Innovare è sempre stato un tema molto importante nelle corporate e, con il consolidamento dell’ecosistema startup italiano, ormai non è più una sorpresa trovare, magari in declinazione diverse, programmi di open innovation nella grandi aziende con lo scopo di “usare” la velocità nel mettere a terra innovazione proprie delle startup con i need aziendali.
Con la mia prima startup ho partecipato a molti di questi programmi e, sebbene ha sempre costituito un’ottima occasione di contatto con potenziali grandi clienti e di networking, raramente ho avuto la possibilità di convertire la partecipazione in nuovi clienti. Nei migliori scenari, comunque molto rari, si arriva a un POC (Proof of Concept), che nel gergo aziendale è un po’ di più di una dimostrazione connessa ai processi della corporate, ma mai si è convertito in contratti di fornitura.
Dal mio punto di vista è questo, tuttora, il limite dell’open innovation. Da una parte c’è chi organizza questi programmi in base ai propri bisogni, le corporate, dall’altra le startup che innovano per definizione. Dove è quindi il problema? Sta nei tempi e nei modi: da un lato, le startup si muovono in maniera agile cercando di acquisire quote di mercato in maniera orizzontale, quindi più clienti in diversi settori, per essere più attrattive per fondi di venture capital o possibili acquirenti; dall’altro lato, alle grandi aziende non basta che la soluzione innovativa proposta sia aderente all’80/90% rispetto al bisogno ma deve esserlo completamente. Lo sforzo per la startup nel colmare questo gap rimanente, allo stato dell’arte, non è conveniente a causa dei tempi di risposta, purtroppo per natura non agili, delle corporate. Questo scoraggia spesso le startup a proseguire.
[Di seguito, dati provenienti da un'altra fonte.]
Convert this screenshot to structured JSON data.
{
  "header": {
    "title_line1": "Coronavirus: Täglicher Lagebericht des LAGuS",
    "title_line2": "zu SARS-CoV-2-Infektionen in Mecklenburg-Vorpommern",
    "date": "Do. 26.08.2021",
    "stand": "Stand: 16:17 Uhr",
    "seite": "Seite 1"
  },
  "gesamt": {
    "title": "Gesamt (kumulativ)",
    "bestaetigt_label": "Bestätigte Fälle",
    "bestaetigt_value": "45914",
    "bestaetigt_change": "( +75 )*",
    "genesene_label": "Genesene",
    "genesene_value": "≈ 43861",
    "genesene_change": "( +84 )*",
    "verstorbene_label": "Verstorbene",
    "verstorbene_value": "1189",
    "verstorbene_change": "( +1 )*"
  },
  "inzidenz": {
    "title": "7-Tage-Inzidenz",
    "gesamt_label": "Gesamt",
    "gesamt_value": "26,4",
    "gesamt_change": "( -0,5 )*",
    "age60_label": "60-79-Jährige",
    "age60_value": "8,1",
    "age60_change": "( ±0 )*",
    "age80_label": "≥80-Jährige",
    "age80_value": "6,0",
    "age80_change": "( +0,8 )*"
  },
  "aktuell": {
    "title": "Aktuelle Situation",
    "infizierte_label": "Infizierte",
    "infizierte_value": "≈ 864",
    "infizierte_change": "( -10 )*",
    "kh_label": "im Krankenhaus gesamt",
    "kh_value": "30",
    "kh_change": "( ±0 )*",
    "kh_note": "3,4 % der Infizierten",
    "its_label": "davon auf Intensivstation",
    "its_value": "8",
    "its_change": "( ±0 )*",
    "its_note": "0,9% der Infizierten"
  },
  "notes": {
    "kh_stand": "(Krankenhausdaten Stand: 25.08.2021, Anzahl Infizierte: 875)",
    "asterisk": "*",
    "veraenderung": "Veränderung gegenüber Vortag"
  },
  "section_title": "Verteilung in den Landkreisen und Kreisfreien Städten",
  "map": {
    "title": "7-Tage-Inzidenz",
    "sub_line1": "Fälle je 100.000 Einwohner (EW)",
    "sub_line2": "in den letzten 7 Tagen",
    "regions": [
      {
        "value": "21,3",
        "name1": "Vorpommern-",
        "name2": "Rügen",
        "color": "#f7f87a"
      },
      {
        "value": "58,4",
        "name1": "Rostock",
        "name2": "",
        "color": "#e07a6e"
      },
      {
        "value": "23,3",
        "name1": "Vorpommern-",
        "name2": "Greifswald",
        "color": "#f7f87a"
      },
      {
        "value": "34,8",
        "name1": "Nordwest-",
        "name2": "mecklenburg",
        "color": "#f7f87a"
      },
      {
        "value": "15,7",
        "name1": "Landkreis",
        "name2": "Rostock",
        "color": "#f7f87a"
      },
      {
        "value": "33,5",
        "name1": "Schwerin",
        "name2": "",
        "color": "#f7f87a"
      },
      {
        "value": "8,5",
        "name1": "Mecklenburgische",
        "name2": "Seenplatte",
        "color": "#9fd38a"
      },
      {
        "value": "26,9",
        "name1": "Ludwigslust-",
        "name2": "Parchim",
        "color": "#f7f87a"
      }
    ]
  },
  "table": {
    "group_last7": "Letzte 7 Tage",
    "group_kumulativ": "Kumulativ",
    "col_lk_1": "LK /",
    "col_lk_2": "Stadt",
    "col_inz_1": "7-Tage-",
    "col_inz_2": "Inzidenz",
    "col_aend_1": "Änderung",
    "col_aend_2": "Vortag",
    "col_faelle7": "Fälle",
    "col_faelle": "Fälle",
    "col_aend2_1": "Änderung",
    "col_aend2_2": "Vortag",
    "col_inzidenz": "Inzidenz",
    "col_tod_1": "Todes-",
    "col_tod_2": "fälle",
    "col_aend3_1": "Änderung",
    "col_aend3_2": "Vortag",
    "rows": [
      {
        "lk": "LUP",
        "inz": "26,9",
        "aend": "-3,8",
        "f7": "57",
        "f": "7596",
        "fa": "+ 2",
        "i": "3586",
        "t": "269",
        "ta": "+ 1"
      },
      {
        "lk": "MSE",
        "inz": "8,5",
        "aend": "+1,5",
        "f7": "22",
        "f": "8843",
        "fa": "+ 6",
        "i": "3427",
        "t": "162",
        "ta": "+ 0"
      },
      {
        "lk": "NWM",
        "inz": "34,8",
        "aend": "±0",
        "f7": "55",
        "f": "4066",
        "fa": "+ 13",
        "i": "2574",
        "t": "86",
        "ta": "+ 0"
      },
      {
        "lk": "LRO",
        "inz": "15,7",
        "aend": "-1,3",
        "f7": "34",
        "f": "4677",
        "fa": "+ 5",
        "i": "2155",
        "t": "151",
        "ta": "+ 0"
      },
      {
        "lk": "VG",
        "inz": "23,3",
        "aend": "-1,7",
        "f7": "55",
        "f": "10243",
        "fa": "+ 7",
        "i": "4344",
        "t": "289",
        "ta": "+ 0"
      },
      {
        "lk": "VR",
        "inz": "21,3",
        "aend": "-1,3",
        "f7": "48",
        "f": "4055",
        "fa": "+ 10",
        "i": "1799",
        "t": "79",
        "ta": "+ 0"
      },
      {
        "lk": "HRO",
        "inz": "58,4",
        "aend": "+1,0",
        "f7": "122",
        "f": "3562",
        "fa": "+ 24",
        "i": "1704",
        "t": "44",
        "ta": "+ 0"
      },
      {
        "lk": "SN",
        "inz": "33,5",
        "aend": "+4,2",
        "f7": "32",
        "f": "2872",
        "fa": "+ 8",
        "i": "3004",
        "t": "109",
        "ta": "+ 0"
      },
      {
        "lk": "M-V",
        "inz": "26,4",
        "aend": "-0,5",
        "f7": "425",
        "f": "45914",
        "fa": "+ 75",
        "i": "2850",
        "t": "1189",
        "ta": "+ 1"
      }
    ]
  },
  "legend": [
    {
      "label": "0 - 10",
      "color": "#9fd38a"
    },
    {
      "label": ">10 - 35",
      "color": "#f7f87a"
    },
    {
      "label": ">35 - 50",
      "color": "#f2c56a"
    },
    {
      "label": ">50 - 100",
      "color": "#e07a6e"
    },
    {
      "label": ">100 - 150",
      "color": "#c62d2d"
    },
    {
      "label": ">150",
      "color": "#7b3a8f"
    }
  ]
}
In questo contesto si possono inserire da protagonisti i Venture Builder che sono operatori che hanno come obiettivo quello di lanciare nuovi business con un team indipendente dall’originator dello stesso sia questo derivante da bisogni di piani strategici del top management di una grande azienda, da uno spin-off di una PMI o da un’idea di un gruppo di imprenditori.
È qui che i Venture Builder rappresentano un nuovo modo di fare open innovation andando di fatto a creare una startup che nasce su un bisogno interno che vada a coprirli interamente grazie al loro intervento che opera in maniera indipendente, dove contano velocità di esecuzione e risultati, appunto come una startup che deve scalare velocemente la propria iniziativa. È fondamentale questa separazione e indipendenza operativa sia per discostarsi dalle barriere interne che per evitare di replicare sotto altro nome una “solita” iniziativa di ricerca e sviluppo.
Il vantaggio fondamentale è quello di vedere realizzata l’iniziativa e che essa possa essere misurata con metriche dalle quali iterare la stessa con le metodologie proprie delle startup. Accanto a questo ci sono vantaggi facilmente immaginabili tra cui, insieme alla già citata velocità di esecuzione, processi snelli, flessibilità e possibilità di funding esterno.
A favore del modello esiste già un caso scuola molto importante, quello di Daimler, che da sempre ha un track record nell’innovazione aziendale e che ha ufficializzato il rapporto con il builder 1886 Ventures.
Al netto della buzz word del momento, il fenomeno è da tenere sott’occhio e preso seriamente in considerazione sia da chi già offre programmi di open innovation sia da chi sta studiando modelli per portare innovazione nelle aziende.